Aphantaulax trifasciata is a species of ground spider in the genus Aphantaulax, family Gnaphosidae.

==Subspecies==
- Aphantaulax trifasciata trifasciata (O. P.-Cambridge, 1872) (Palearctic)
- Aphantaulax trifasciata trimaculata Simon, 1878 (France)

==Description==
Aphantaulax trifasciata can reach a length of 6–10 mm in females, of 4–7 mm in males. The body is oblong-oval shaped, narrow and pointed at the back. The body color is black, with a broad transverse band of white hairs on the fore margin of abdomen, a second interrupted transverse band in the middle of the abdomen and a longitudinal white stripe on the cephalothorax. On the extremity of the abdomen sometimes there are two white spots. Legs are yellow-brown.

==Distribution==
This species is present in the Palearctic realm. It is absent from Central Europe, Britain and Scandinavia.

==Habitat==
These spiders can be found under rocks and leaves, mainly on sea coasts or riverbanks. They usually hunt at night.

==Bibliography==
- Hu, J. L. & Wu, W. G. (1989). Spiders from agricultural regions of Xinjiang Uygur Autonomous Region, China.

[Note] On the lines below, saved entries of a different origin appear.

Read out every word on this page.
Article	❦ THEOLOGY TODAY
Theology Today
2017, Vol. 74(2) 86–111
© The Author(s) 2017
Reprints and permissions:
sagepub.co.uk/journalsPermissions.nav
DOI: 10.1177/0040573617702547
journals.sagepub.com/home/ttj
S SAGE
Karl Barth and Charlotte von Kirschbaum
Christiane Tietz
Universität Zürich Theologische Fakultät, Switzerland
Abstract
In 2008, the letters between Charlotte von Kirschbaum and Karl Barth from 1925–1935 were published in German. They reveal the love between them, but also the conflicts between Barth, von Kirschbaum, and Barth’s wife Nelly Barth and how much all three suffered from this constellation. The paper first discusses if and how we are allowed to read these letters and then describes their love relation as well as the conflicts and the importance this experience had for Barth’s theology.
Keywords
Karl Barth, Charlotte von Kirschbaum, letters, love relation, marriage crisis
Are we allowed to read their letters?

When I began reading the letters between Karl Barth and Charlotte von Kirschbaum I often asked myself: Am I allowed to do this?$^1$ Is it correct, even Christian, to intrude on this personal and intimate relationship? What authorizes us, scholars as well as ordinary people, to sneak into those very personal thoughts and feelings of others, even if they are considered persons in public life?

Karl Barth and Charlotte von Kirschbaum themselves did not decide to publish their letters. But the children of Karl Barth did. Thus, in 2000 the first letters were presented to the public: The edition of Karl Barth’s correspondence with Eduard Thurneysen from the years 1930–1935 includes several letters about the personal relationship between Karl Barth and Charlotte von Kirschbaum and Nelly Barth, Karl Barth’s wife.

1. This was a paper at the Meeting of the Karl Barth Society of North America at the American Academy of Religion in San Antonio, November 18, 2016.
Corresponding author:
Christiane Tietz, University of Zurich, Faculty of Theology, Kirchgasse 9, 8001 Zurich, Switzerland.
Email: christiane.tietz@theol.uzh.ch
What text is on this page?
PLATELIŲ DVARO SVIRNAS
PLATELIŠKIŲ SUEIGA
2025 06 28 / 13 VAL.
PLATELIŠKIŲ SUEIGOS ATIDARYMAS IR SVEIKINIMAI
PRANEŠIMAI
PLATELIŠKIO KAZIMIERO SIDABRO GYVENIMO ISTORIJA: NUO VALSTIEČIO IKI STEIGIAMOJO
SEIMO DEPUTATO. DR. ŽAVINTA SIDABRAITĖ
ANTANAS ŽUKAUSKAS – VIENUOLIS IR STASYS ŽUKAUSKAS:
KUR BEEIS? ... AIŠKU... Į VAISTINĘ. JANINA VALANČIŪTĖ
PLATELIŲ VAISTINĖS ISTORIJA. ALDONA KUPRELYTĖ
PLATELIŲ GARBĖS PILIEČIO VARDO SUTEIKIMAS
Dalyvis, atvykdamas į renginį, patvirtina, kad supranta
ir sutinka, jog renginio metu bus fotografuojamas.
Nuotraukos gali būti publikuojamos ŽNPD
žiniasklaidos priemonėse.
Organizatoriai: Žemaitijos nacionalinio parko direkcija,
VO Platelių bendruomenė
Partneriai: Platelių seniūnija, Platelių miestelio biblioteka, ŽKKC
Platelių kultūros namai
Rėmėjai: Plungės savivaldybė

Shandong University Publishing House, Jinan, 435 pp.
- Kamura, T. (2009). Trochanteriidae, Gnaphosidae, Prodidomidae, Corinnidae. In: Ono, H. (ed.) The Spiders of Japan with keys to the families and genera and illustrations of the species. Tokai University Press, Kanagawa, pp. 482–500, 551-557
- Levy, G. (2002). Spiders of the genera Micaria and Aphantaulax (Araneae, Gnaphosidae) from Israel. Israel Journal of Zoology 48: 111-134.
- Murphy, J. (2007). Gnaphosid genera of the world. British Arachnological Society, St Neots, Cambs 1, i-xii, 1-92; 2:i-11, 93-605
- Roberts, M. J. (1995). Collins Field Guide: Spiders of Britain & Northern Europe. HarperCollins, London, 383 pp.